W.E.T. is a global leader in the automotive industry, with a particular focus on thermal seat comfort. Established in 1968 and headquartered in Odelzhausen, near Munich, Germany, the company operates facilities in Europe, North America and Asia. For more information, please visit W.E.T.’s website at www.wet-group.com.
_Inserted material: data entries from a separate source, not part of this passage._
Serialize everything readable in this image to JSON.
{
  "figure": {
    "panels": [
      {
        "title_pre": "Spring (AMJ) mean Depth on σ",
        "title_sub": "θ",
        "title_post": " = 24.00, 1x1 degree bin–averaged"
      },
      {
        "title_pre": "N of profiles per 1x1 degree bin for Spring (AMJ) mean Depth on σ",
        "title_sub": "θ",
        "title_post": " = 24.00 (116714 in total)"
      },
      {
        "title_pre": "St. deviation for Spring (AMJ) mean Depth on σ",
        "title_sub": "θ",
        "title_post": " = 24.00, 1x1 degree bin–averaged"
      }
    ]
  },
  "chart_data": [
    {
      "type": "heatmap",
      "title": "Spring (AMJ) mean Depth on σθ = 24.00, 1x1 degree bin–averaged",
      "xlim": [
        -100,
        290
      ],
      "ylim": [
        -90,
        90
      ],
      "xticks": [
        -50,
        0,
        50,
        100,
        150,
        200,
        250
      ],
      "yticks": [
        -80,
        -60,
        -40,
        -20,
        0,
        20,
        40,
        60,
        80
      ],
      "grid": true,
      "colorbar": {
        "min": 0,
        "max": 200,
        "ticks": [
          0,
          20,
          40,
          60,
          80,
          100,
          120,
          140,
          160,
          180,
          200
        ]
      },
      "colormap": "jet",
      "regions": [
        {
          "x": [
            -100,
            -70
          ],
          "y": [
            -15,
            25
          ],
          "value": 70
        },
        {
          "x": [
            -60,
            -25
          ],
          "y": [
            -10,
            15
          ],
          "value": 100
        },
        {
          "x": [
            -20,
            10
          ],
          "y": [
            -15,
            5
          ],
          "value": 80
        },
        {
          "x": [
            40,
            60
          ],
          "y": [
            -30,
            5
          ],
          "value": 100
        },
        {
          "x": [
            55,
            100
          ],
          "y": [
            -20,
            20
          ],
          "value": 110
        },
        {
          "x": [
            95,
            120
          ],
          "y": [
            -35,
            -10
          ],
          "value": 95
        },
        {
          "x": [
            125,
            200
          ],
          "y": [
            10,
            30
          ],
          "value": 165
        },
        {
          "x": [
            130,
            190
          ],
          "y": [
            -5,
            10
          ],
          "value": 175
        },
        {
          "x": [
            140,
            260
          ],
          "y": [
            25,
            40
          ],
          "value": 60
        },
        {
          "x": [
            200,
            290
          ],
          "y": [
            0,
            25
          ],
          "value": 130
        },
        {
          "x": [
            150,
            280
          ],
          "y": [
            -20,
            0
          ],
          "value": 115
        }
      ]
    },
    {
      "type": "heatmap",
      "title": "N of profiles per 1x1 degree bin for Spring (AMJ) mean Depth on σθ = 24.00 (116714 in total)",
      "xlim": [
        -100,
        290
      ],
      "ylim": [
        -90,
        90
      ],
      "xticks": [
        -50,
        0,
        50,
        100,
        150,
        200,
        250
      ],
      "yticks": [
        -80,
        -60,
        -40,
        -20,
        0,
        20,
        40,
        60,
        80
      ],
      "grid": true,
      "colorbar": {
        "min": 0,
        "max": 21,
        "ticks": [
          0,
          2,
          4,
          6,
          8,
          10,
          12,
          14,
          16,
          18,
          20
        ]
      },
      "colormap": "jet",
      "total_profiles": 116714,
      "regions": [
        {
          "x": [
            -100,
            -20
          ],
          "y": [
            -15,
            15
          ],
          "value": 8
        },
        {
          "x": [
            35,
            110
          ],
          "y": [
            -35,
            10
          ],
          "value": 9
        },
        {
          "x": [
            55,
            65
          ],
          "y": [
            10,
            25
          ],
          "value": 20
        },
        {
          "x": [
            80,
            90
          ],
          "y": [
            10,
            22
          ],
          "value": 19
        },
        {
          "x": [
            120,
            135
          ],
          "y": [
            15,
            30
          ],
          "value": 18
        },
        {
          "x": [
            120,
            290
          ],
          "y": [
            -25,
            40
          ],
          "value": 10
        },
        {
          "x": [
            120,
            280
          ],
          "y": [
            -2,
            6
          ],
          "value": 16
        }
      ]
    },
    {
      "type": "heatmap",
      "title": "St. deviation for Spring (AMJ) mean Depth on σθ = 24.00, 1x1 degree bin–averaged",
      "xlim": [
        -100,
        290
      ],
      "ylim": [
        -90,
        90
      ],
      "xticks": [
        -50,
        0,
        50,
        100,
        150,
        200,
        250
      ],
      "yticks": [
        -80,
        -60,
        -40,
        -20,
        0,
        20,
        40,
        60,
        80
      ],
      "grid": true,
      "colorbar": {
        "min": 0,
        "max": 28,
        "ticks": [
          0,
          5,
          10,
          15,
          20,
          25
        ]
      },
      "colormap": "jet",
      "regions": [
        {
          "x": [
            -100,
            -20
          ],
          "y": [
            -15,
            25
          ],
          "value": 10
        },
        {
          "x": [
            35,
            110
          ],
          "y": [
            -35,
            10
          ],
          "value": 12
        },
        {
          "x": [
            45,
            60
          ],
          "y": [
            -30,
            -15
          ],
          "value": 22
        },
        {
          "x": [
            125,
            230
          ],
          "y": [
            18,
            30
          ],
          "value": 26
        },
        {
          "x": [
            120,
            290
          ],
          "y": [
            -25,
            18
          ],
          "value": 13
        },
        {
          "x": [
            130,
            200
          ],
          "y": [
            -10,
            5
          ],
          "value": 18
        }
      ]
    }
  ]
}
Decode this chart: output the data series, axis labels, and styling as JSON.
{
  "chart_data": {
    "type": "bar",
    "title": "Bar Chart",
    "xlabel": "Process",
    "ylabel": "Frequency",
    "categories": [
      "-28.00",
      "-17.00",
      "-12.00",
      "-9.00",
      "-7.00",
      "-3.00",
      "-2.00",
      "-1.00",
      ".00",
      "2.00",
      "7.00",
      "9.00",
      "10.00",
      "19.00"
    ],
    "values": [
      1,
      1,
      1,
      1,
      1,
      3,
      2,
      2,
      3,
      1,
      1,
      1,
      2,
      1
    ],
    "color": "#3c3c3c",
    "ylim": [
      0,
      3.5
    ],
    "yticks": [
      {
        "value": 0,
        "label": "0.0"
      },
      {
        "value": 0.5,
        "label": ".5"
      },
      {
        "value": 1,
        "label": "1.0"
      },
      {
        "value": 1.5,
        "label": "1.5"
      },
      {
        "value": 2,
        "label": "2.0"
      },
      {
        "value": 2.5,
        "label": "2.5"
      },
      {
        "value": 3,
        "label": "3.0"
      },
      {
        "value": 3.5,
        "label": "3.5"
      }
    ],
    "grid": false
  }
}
Certain matters discussed in this release are forward-looking statements that involve risks and uncertainties, and actual results may be different. Important factors that could cause the Company’s actual results to differ materially from its expectations in this release are risks that sales may not significantly increase, additional financing, if necessary, may not be available, new competitors may arise and adverse conditions in the automotive industry may negatively affect its results. The liquidity and trading price of its common stock may be negatively affected by these and other factors. Please also refer to Amerigon’s Securities and Exchange Commission filings and reports, including, but not limited to, its Form 10-Q for the period ended March 31, 2011, and its Form 10-K for the year ended December 31, 2010.